Persephone und Hades spazieren nebeneinander auf die Bühne. Persephone wirkt sehr mit sich selbst und ihren eigenen Gedanken beschäftigt, während Hades eher auf sie fokussiert ist. Er schaut sie an, lächelt zaghaft, sie bemerkt es nicht, er scheint zu überlegen, ob er ihre Hand nehmen soll, lässt es sein und streicht nur zärtlich über den Saum ihres Kleides. Wieder reagiert sie nicht (aber nicht auf eine abweisende, sondern auf eine abwesende Weise) und geht neben ihm bis zum vorderen Bereich der Bühne, bleibt dort stehen.

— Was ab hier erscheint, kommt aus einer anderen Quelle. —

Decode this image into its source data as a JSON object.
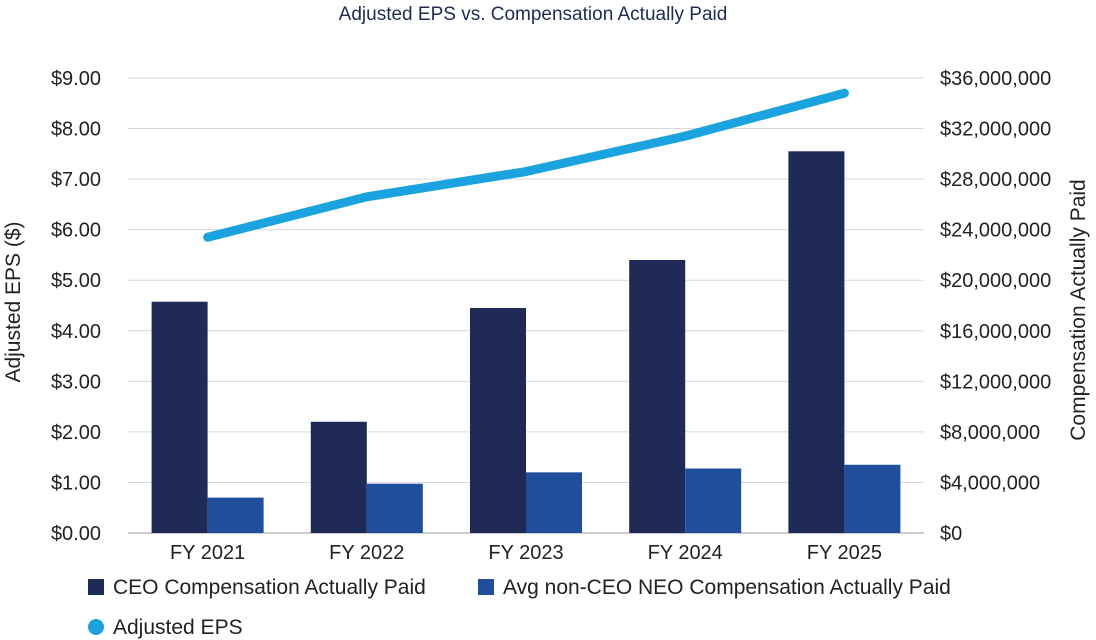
{
  "chart_data": {
    "type": "bar",
    "title": "Adjusted EPS vs. Compensation Actually Paid",
    "categories": [
      "FY 2021",
      "FY 2022",
      "FY 2023",
      "FY 2024",
      "FY 2025"
    ],
    "series": [
      {
        "name": "CEO Compensation Actually Paid",
        "type": "bar",
        "axis": "right",
        "color": "#1f2a56",
        "values": [
          18300000,
          8800000,
          17800000,
          21600000,
          30200000
        ]
      },
      {
        "name": "Avg non-CEO NEO Compensation Actually Paid",
        "type": "bar",
        "axis": "right",
        "color": "#1e4e9c",
        "values": [
          2800000,
          3900000,
          4800000,
          5100000,
          5400000
        ]
      },
      {
        "name": "Adjusted EPS",
        "type": "line",
        "axis": "left",
        "color": "#1aa3de",
        "values": [
          5.85,
          6.65,
          7.15,
          7.85,
          8.7
        ]
      }
    ],
    "ylabel": "Adjusted EPS ($)",
    "ylim": [
      0,
      9
    ],
    "yticks": [
      "$0.00",
      "$1.00",
      "$2.00",
      "$3.00",
      "$4.00",
      "$5.00",
      "$6.00",
      "$7.00",
      "$8.00",
      "$9.00"
    ],
    "y2label": "Compensation Actually Paid",
    "y2lim": [
      0,
      36000000
    ],
    "y2ticks": [
      "$0",
      "$4,000,000",
      "$8,000,000",
      "$12,000,000",
      "$16,000,000",
      "$20,000,000",
      "$24,000,000",
      "$28,000,000",
      "$32,000,000",
      "$36,000,000"
    ],
    "grid": true,
    "legend_position": "bottom"
  }
}
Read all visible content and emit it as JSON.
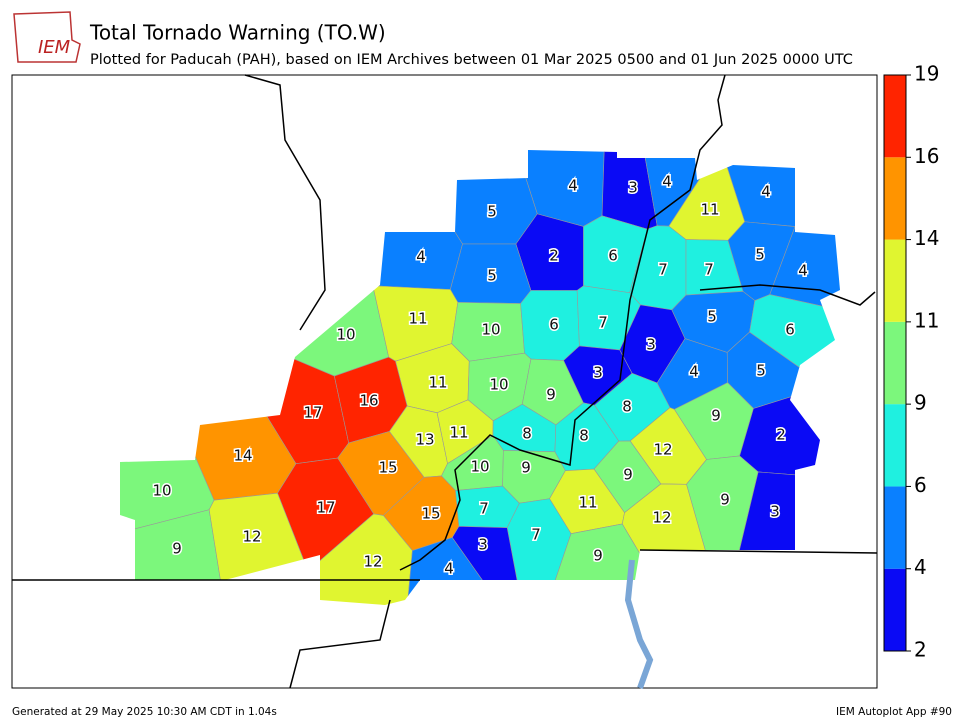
{
  "header": {
    "logo": "IEM",
    "title": "Total Tornado Warning (TO.W)",
    "subtitle": "Plotted for Paducah (PAH), based on IEM Archives  between 01 Mar 2025 0500 and 01 Jun 2025 0000 UTC"
  },
  "map": {
    "counties": [
      4,
      3,
      4,
      4,
      11,
      5,
      4,
      2,
      6,
      7,
      7,
      5,
      4,
      5,
      10,
      11,
      10,
      6,
      7,
      5,
      6,
      3,
      3,
      11,
      10,
      9,
      8,
      4,
      5,
      17,
      16,
      9,
      2,
      14,
      13,
      11,
      8,
      8,
      12,
      15,
      10,
      9,
      9,
      10,
      17,
      15,
      7,
      11,
      9,
      7,
      12,
      3,
      9,
      12,
      3,
      12,
      4,
      9
    ]
  },
  "colorbar": {
    "ticks": [
      2,
      4,
      6,
      9,
      11,
      14,
      16,
      19
    ],
    "colors": [
      "#0a0af5",
      "#0a80ff",
      "#1ff0e0",
      "#7cf77c",
      "#e0f530",
      "#ff9400",
      "#ff2400"
    ]
  },
  "footer": {
    "left": "Generated at 29 May 2025 10:30 AM CDT in 1.04s",
    "right": "IEM Autoplot App #90"
  }
}
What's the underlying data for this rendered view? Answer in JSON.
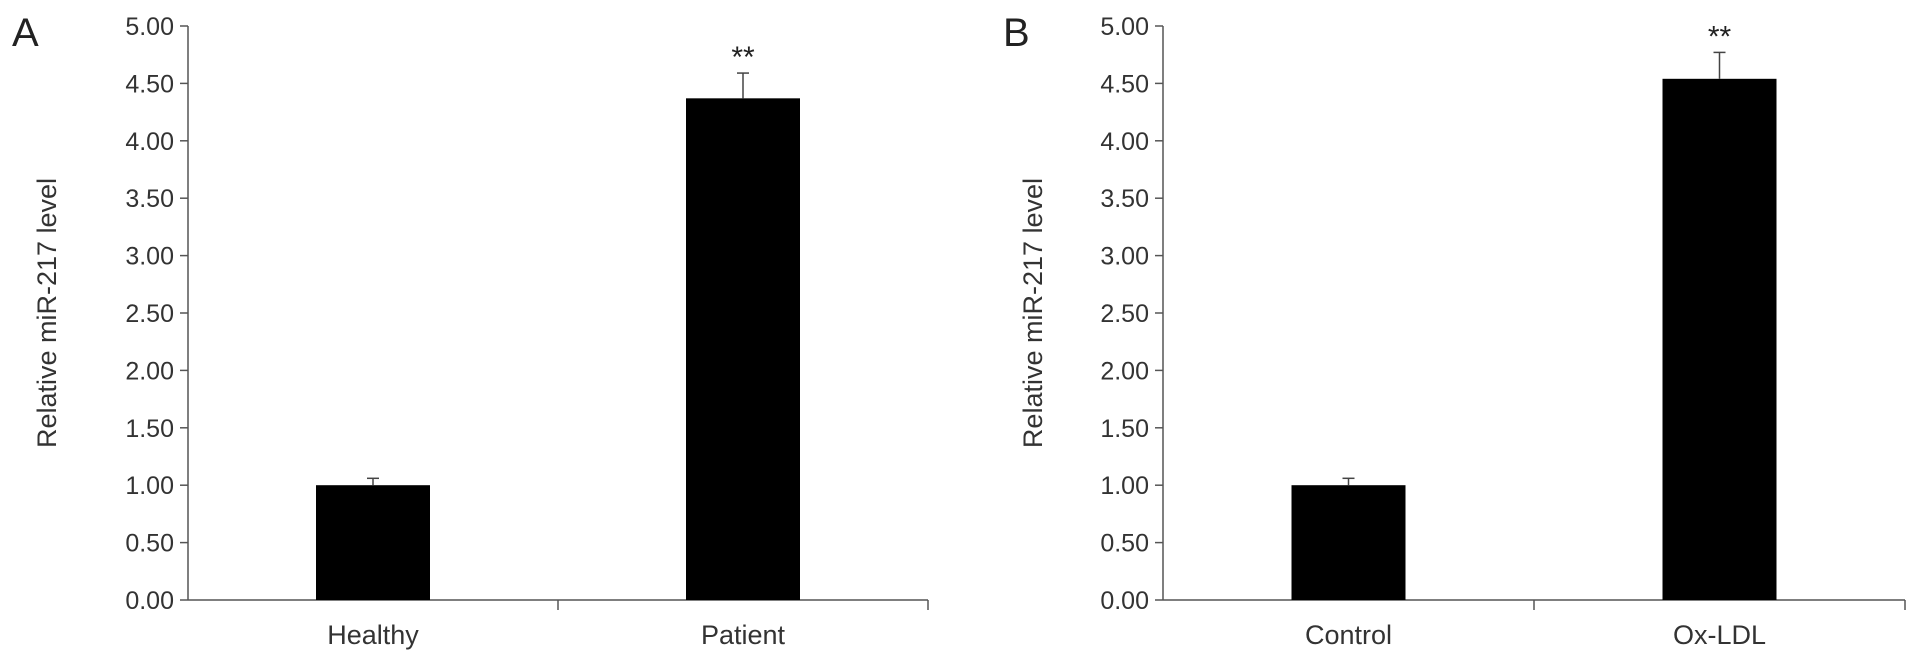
{
  "chart_data": [
    {
      "type": "bar",
      "panel_label": "A",
      "categories": [
        "Healthy",
        "Patient"
      ],
      "values": [
        1.0,
        4.37
      ],
      "errors": [
        0.06,
        0.22
      ],
      "significance": [
        "",
        "**"
      ],
      "ylabel": "Relative miR-217 level",
      "xlabel": "",
      "ylim": [
        0,
        5
      ],
      "yticks": [
        "0.00",
        "0.50",
        "1.00",
        "1.50",
        "2.00",
        "2.50",
        "3.00",
        "3.50",
        "4.00",
        "4.50",
        "5.00"
      ],
      "bar_color": "#000000",
      "grid": false
    },
    {
      "type": "bar",
      "panel_label": "B",
      "categories": [
        "Control",
        "Ox-LDL"
      ],
      "values": [
        1.0,
        4.54
      ],
      "errors": [
        0.06,
        0.23
      ],
      "significance": [
        "",
        "**"
      ],
      "ylabel": "Relative miR-217 level",
      "xlabel": "",
      "ylim": [
        0,
        5
      ],
      "yticks": [
        "0.00",
        "0.50",
        "1.00",
        "1.50",
        "2.00",
        "2.50",
        "3.00",
        "3.50",
        "4.00",
        "4.50",
        "5.00"
      ],
      "bar_color": "#000000",
      "grid": false
    }
  ]
}
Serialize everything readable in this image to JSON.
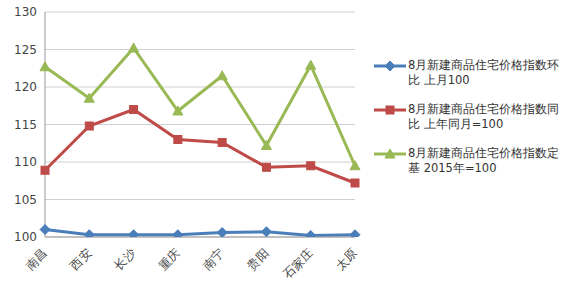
{
  "chart_data": {
    "type": "line",
    "categories": [
      "南昌",
      "西安",
      "长沙",
      "重庆",
      "南宁",
      "贵阳",
      "石家庄",
      "太原"
    ],
    "series": [
      {
        "name": "8月新建商品住宅价格指数环比 上月100",
        "color": "#4a7ebb",
        "marker": "diamond",
        "values": [
          101.0,
          100.3,
          100.3,
          100.3,
          100.6,
          100.7,
          100.2,
          100.3
        ]
      },
      {
        "name": "8月新建商品住宅价格指数同比 上年同月=100",
        "color": "#be4b48",
        "marker": "square",
        "values": [
          108.9,
          114.8,
          117.0,
          113.0,
          112.6,
          109.3,
          109.5,
          107.2
        ]
      },
      {
        "name": "8月新建商品住宅价格指数定基 2015年=100",
        "color": "#98b954",
        "marker": "triangle",
        "values": [
          122.7,
          118.5,
          125.2,
          116.8,
          121.5,
          112.2,
          122.9,
          109.5
        ]
      }
    ],
    "ylim": [
      100,
      130
    ],
    "yticks": [
      100,
      105,
      110,
      115,
      120,
      125,
      130
    ],
    "grid": true,
    "legend": "right"
  }
}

Er schaut Persephone an.

Hades: Manchmal höre ich zu, wenn die Menschen zu mir beten. Weißt du, was einmal einer von ihnen gesagt hat? Das, was ihn an mich – an uns – glauben lässt, ist die Liebe. Wenn er in das lächelnde Gesicht seiner Geliebten schaut, dann löst das Stürme in ihm aus – obwohl es nur ein Gesicht ist. In seiner Geliebten nimmt er etwas Göttliches wahr. Er weiß einfach, dass ihr Lächeln von einem Gott erschaffen sein muss.

Persephone schaut ihn nicht an, sie scheint nachzudenken. Stille. Hades schaut zum Himmel hinauf.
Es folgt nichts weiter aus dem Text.